Lucía había aprendido a manejar la soledad y a encontrar alegría en su cocina. Cada plato era un recordatorio de su independencia, de su pasión y de la fuerza que había encontrado en sí misma. Sin embargo, a veces, cuando una receta no salía perfecta o un cliente le decía algo divertido, su mente inevitablemente viajaba a los momentos compartidos con Martín.
—“Si tan solo pudiera enseñarle a alguien más a reír como él…”, murmuró para sí misma mientras revolvía la salsa de tomate.
Morgana ronroneó a sus pies, como si entendiera que los recuerdos pueden ser tan dulces como amargos.
Un mensaje breve de Martín apareció en su teléfono: “Hoy vi un amanecer que te hubiera encantado. Pensé en vos.”
Lucía sonrió con melancolía. Pequeños gestos como ese la hacían sentir que, aunque separados, seguían compartiendo fragmentos de sus vidas.
Mientras tanto, Martín seguía recorriendo rutas, entregando cargas y haciendo paradas improvisadas. Cada paisaje hermoso le recordaba a Lucía: el brillo del sol en la ruta, el aroma de pan recién horneado en una panadería de pueblo, incluso la risa de Tomás al contarle una travesura.
—“No puedo simplemente dejar de pensar en ella… y tampoco quiero”, murmuraba mientras manejaba, con la radio acompañando sus pensamientos.
Un día, mientras se detenía en un mirador, Martín sacó su teléfono y revisó fotos antiguas: la primera vez que Lucía subió al camión, el desastre de harina que Tomás había hecho, la risa compartida durante el viaje a ese pequeño pueblo.
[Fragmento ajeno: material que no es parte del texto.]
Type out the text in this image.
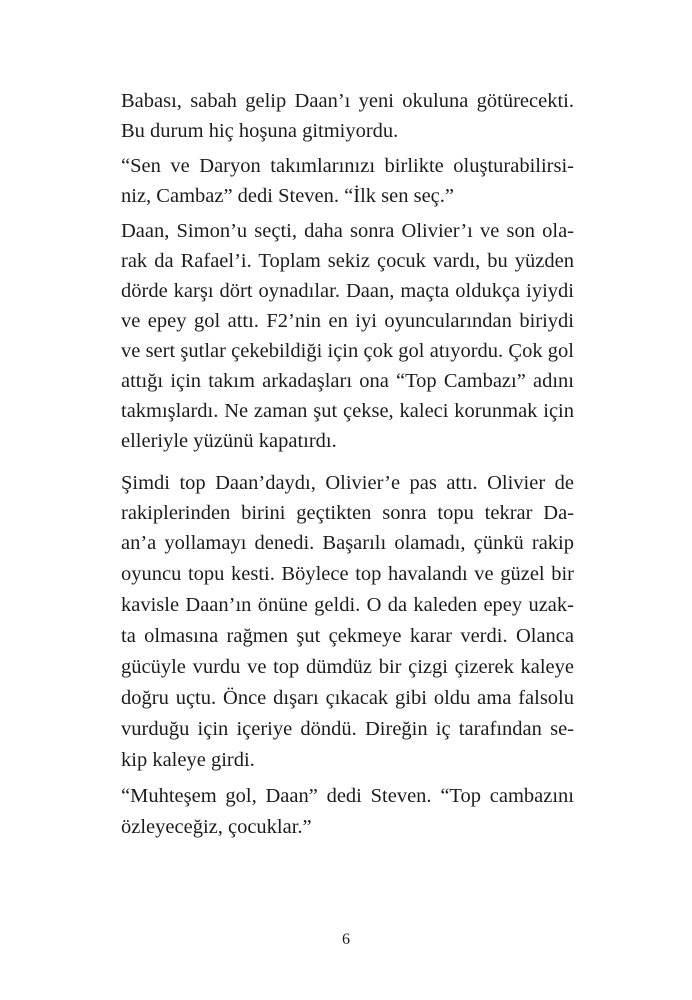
Babası, sabah gelip Daan’ı yeni okuluna götürecekti.
Bu durum hiç hoşuna gitmiyordu.
“Sen ve Daryon takımlarınızı birlikte oluşturabilirsi-
niz, Cambaz” dedi Steven. “İlk sen seç.”
Daan, Simon’u seçti, daha sonra Olivier’ı ve son ola-
rak da Rafael’i. Toplam sekiz çocuk vardı, bu yüzden
dörde karşı dört oynadılar. Daan, maçta oldukça iyiydi
ve epey gol attı. F2’nin en iyi oyuncularından biriydi
ve sert şutlar çekebildiği için çok gol atıyordu. Çok gol
attığı için takım arkadaşları ona “Top Cambazı” adını
takmışlardı. Ne zaman şut çekse, kaleci korunmak için
elleriyle yüzünü kapatırdı.
Şimdi top Daan’daydı, Olivier’e pas attı. Olivier de
rakiplerinden birini geçtikten sonra topu tekrar Da-
an’a yollamayı denedi. Başarılı olamadı, çünkü rakip
oyuncu topu kesti. Böylece top havalandı ve güzel bir
kavisle Daan’ın önüne geldi. O da kaleden epey uzak-
ta olmasına rağmen şut çekmeye karar verdi. Olanca
gücüyle vurdu ve top dümdüz bir çizgi çizerek kaleye
doğru uçtu. Önce dışarı çıkacak gibi oldu ama falsolu
vurduğu için içeriye döndü. Direğin iç tarafından se-
kip kaleye girdi.
“Muhteşem gol, Daan” dedi Steven. “Top cambazını
özleyeceğiz, çocuklar.”
6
Cada imagen era un recordatorio de lo que habían tenido, y del vacío que seguía presente.
Sin embargo, ambos comenzaron a notar algo importante: podían seguir adelante. Lucía encontró nuevos desafíos en la cocina, clientes que la elogiaban y una rutina que la fortalecía. Martín seguía siendo un papá ejemplar, viajando y cumpliendo con su responsabilidad, pero aprendiendo a llevar en el corazón la memoria de un amor que lo marcó profundamente.
La distancia y la rutina les enseñaban algo crucial: aunque no estuvieran juntos, la vida continuaba, y sus recuerdos podían coexistir con la esperanza de que cada uno encontrara su camino, sin perder la ternura de lo que habían compartido.
—“Quizás algún día, en algún cruce de ruta o aroma de cocina, nos volvamos a encontrar… y hasta entonces, seguiremos adelante”, pensó Lucía, mientras Morgana acomodaba en su regazo.
—“Ella sigue ahí… aunque no pueda abrazarla ahora, cada amanecer me recuerda que la vida es hermosa… y que la llevé conmigo”, pensó Martín, mirando el horizonte desde su camión.